Existe um movimento crescente de jovens que tem se interessado cada vez mais pelo estudo do pensamento, pela filosofia, pela teologia e pelos debates a respeito das mais diversas ideologias figuradas desde o cenário politico até os contextos religiosos. E isso é muito bom. Não à toa estamos assistindo, o que em outras épocas seria raro, o fenômeno de alguns pensadores dos nossos dias, aparecendo quase que diariamente na televisão, ganhando também espaços consideráveis nas rádios, lotando auditórios e emplacando seus livros entre o Best Sellers das principais livrarias do país.

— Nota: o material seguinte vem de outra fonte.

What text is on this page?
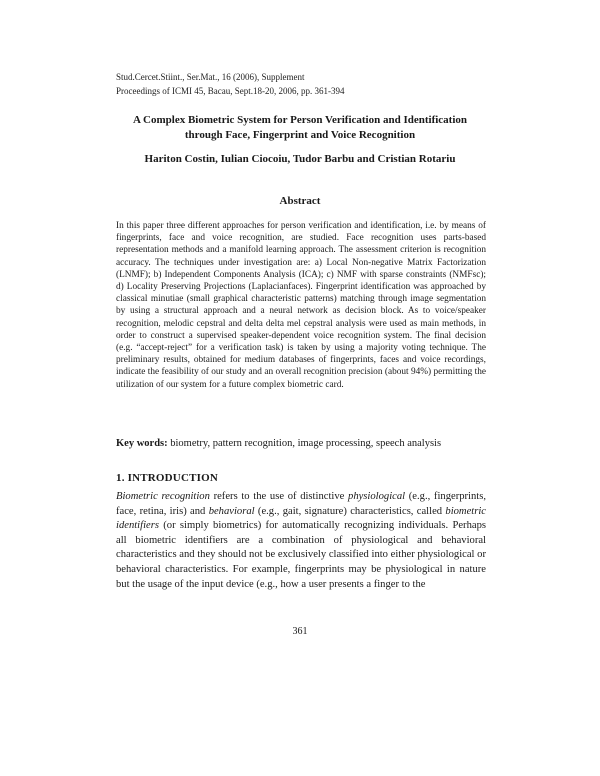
Stud.Cercet.Stiint., Ser.Mat., 16 (2006), Supplement
Proceedings of ICMI 45, Bacau, Sept.18-20, 2006, pp. 361-394
A Complex Biometric System for Person Verification and Identification
through Face, Fingerprint and Voice Recognition
Hariton Costin, Iulian Ciocoiu, Tudor Barbu and Cristian Rotariu
Abstract
In this paper three different approaches for person verification and identification, i.e. by means of fingerprints, face and voice recognition, are studied. Face recognition uses parts-based representation methods and a manifold learning approach. The assessment criterion is recognition accuracy. The techniques under investigation are: a) Local Non-negative Matrix Factorization (LNMF); b) Independent Components Analysis (ICA); c) NMF with sparse constraints (NMFsc); d) Locality Preserving Projections (Laplacianfaces). Fingerprint identification was approached by classical minutiae (small graphical characteristic patterns) matching through image segmentation by using a structural approach and a neural network as decision block. As to voice/speaker recognition, melodic cepstral and delta delta mel cepstral analysis were used as main methods, in order to construct a supervised speaker-dependent voice recognition system. The final decision (e.g. “accept-reject” for a verification task) is taken by using a majority voting technique. The preliminary results, obtained for medium databases of fingerprints, faces and voice recordings, indicate the feasibility of our study and an overall recognition precision (about 94%) permitting the utilization of our system for a future complex biometric card.
Key words: biometry, pattern recognition, image processing, speech analysis
1. INTRODUCTION
Biometric recognition refers to the use of distinctive physiological (e.g., fingerprints, face, retina, iris) and behavioral (e.g., gait, signature) characteristics, called biometric identifiers (or simply biometrics) for automatically recognizing individuals. Perhaps all biometric identifiers are a combination of physiological and behavioral characteristics and they should not be exclusively classified into either physiological or behavioral characteristics. For example, fingerprints may be physiological in nature but the usage of the input device (e.g., how a user presents a finger to the
361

É a chamada “era da informação”. Todo mundo permanentemente conectado, sabendo tudo o que acontece no mundo inteiro em questão de segundos. Assuntos cada vez mais complexos na boca de pessoas com cada vez menos idade. Fato também observado dentro das igrejas, onde jovens e adolescentes tem dedicado tempo para a busca do conhecimento teórico e de um possível retorno à tradição e aos ritos litúrgicos, antes vistos como antiquados e ultrapassados. Tudo muito interessante e bom.

Mas e o toque?

Gastar tempo pra gerar conhecimento é imprescindível, mas e o investimento no ensino a respeito da necessidade dos relacionamentos? Temos de atentar, o mais rápido possível, para o fato de estarmos caminhando a passos largos na direção da impessoalidade. A palavra “discípulo” tem perdido o espaço nos encontros e na boca de quem fomenta o interesse do “novo” nos mais jovens. Temos de lembrar que sabedoria não é igual a conhecimento, que por sua vez é diferente de informação. Nossa mente está cada vez mais informada, mas agrega bem menos conhecimento do que se imagina.

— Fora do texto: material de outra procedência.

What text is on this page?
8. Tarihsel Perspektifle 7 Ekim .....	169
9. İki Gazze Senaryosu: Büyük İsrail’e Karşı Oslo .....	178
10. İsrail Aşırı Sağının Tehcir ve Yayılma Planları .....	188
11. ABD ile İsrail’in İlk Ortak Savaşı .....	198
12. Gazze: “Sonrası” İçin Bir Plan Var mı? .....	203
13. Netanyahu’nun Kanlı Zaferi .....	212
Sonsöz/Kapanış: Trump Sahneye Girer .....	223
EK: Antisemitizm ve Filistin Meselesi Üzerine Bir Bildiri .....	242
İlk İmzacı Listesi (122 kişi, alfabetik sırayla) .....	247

Encarando o retrato da atualidade, vemos que hoje o domínio e o conhecimento da tecnologia estão cada vez mais nas mãos dos mais novos e isso tem feito com que estes desprezem a sabedoria dos mais velhos. Precisamos, pra ontem, criar pontes que conectem gerações. Fazer com que, através das escrituras e dos encontros pessoais, a soberba deste conhecimento frio seja transformada em uma inteligência capaz de lavar pés descalços.



Lembrar sempre que pessoas são mais importantes do que coisas.

“Venha pra cá o mais rápido que puder (…) Não esqueça o agasalho que deixei em Trôade (…) Traga também livros e pergaminhos”, foi o pedido de uma amigo a outro em 2 Timóteo 4.9-13 (versão A mensagem). Em outras palavras Paulo diz pra Timóteo: “Corre! Preciso estar com você”. A caminhada cristã é trilhada na conjugação dos plurais. Somos a imagem e semelhança de um Deus que é uma comunidade plural e perfeita.

Será que nos falta tempo ou disposição para os “cafés” espirituais? Ou para as “conversas” espirituais? O que diríamos então dos “abraços” e “sorrisos” espirituais? Afinal de contas só conseguimos enxergar e experimentar tudo isso, estando frente a frente uns com os outros.

É fato que, como disse John Stott: “Crer é também pensar”, mas que nosso pensar não impeça o nosso “servir”, nem o nosso “calar” em favor de, ou tampouco o nosso “tocar”. Seja o Senhor o cabeça do corpo que ama antes de julgar, que abraça antes de exortar e que toca, seja lá quem for.